C’est
un peu l’autre bout du monde ou si vous voulez une formule usitée, prête à
servir n’importe où l’on va dans le nord de la Mauritanie, c’est «le milieu
de nulle part». Vous ne savez jamais d’où vous arrivez en entrant à Choum.
Vous avez tellement attendu le moment d’y venir, que vous y entrez sans vous
rendre compte. Et comme toutes ses entrées se ressemblent, vous finissez par
oublier de quelle direction vous venez.
La
ville – m’enfin ! le village n’a pas changé. Ou presque pas. A peine on
essaye de se retrouver et on est déjà sur la place centrale, le marché, les
quelques boutiques qui proposent tout et rien. Et les hommes qui s’agglutinent
à cette heure de la journée autour de deux ou trois jeux de «dhamet», le
jeu de dames traditionnel de chez nous. De jeunes écolières rentrent de l’école
en s’amusant, «dans la joie et l’allégresse» comme dirait un reporter de
chez nous. La base de la SNIM qui donne vie à la localité. En fait, c’est
autour de la gare du train qui passe ici au moins deux fois venant de Zouératt
et deux fois revenant de Nouadhibou, c’est autour de cette gare que s’organise
la vie. Toute la vie : l’économie, le social, voire le politique…
Le
bruit du train m’interrompt. Une tranche de Modernité en plein désert. Des
techniciens supérieurs, parmi lesquels des ingénieurs bien formés et ayant un
grand sens de la responsabilité ont eu à gérer la «base de vie» de la
SNIM à Choum. Mais ils l’ont ait à la manière des explorateurs et autres
conquérants qui ne font qu’effleurer le monde qu’ils ont côtoyé.
Choum
voit passer toutes les heures, des camions poids-lourds transportant d’autres
poids-lourds en direction des environs, et surtout du Nord. On entend ici
parler d’une multitude de prospecteurs dans les environs. De toutes les
nationalités.
C’est,
sur une trentaine de kilomètres sur la route de Choum, que l’on voit une série
de tranchées creusées à partir des contreforts de l’Adrar vers l’ouest. On ne
sait pas qui fait ça, pourquoi il le fait et où les tranchées se dirigent. On a
comme l’impression que quelqu’un va installer des canalisations. Oudey el
Kebsh, Oum Ghreyd, ‘Aggi… tous ces lieux sont traversées par ces tranchées qui
obligent les usagers de la route à suivre une seule voie par moment…
On
parle encore ici de cet accident récent qui a coûté la vie à un géologue
mauritanien travaillant pour le compte d’un privé associé à des opérateurs
turcs. Leur voiture s’est renversée non loin de Choum à 16 heures par une
journée bien froide. Les secours ne sont arrivés qu’à 20 heures. C’est l’équipe
de la SNIM qui a découvert la voiture recherchée depuis l’après-midi par la
Gendarmerie avertie à partir de Nouakchott mais ayant reçu de fausse indication
sur l’emplacement. L’infirmier de la SNIM a prodigué les premiers soins en
attendant l’arrivée d’une équipe médicale de l’Armée et le transfert des
blessés graves par avion militaire le lendemain.
On
en parle encore pour dire la nécessité de construire la route Atar-Zouératt,
une route qui désenclaverait toute la région et qui contribuerait à
tranquilliser les dizaines d’étrangers venus chercher les minerais dans la
région. Une région qui est en ébullition…
Seulement,
cette hyperactivité dans la région, ne cache pas la misère des populations.

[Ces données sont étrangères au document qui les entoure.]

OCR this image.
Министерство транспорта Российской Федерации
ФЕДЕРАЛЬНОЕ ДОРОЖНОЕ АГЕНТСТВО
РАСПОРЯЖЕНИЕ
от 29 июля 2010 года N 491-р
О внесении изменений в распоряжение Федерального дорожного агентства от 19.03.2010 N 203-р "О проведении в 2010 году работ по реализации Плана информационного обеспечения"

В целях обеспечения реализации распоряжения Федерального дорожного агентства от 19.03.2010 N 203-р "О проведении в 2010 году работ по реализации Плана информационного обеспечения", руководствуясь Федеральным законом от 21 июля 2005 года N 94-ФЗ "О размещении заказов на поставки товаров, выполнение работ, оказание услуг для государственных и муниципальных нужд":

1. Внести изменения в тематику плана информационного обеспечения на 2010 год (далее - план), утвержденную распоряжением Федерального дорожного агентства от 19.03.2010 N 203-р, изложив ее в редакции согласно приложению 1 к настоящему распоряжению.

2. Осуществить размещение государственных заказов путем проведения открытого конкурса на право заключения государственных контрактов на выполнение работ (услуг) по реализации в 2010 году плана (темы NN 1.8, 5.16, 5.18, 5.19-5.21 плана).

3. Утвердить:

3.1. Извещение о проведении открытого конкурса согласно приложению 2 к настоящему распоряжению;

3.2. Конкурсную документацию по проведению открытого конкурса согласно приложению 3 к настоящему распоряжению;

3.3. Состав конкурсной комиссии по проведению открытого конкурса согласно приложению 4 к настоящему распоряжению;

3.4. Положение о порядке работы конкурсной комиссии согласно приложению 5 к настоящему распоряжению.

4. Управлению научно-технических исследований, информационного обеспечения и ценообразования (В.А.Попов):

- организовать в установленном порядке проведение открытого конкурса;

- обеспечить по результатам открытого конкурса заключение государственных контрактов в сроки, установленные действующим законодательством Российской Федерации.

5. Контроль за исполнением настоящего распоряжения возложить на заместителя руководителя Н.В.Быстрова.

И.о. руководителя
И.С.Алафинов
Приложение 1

L’année a été dure ici. «Si la boutique Emel a allégé la souffrance des
habitants, ceux parmi eux qui ont du bétail n’ont pas eu de facilités pour
alimenter leur bétail pendant toute la saison passée…», nous raconte
l’habitant. Qui poursuit : «Ici, les gens semblent avoir l’habitude de
souffrir en silence. Le labeur d’antan et les expériences acquises au travers
des sécheresses du passé permettent aux populations de cacher leur dénuement,
mais la famine menace sérieusement ici».
Si
le futur de la région est celui qu’on espère avec toutes ces activités de
prospection, son présent est fait de maladies liées au froid et à la
malnutrition. Leur venir en aide eu plus vite.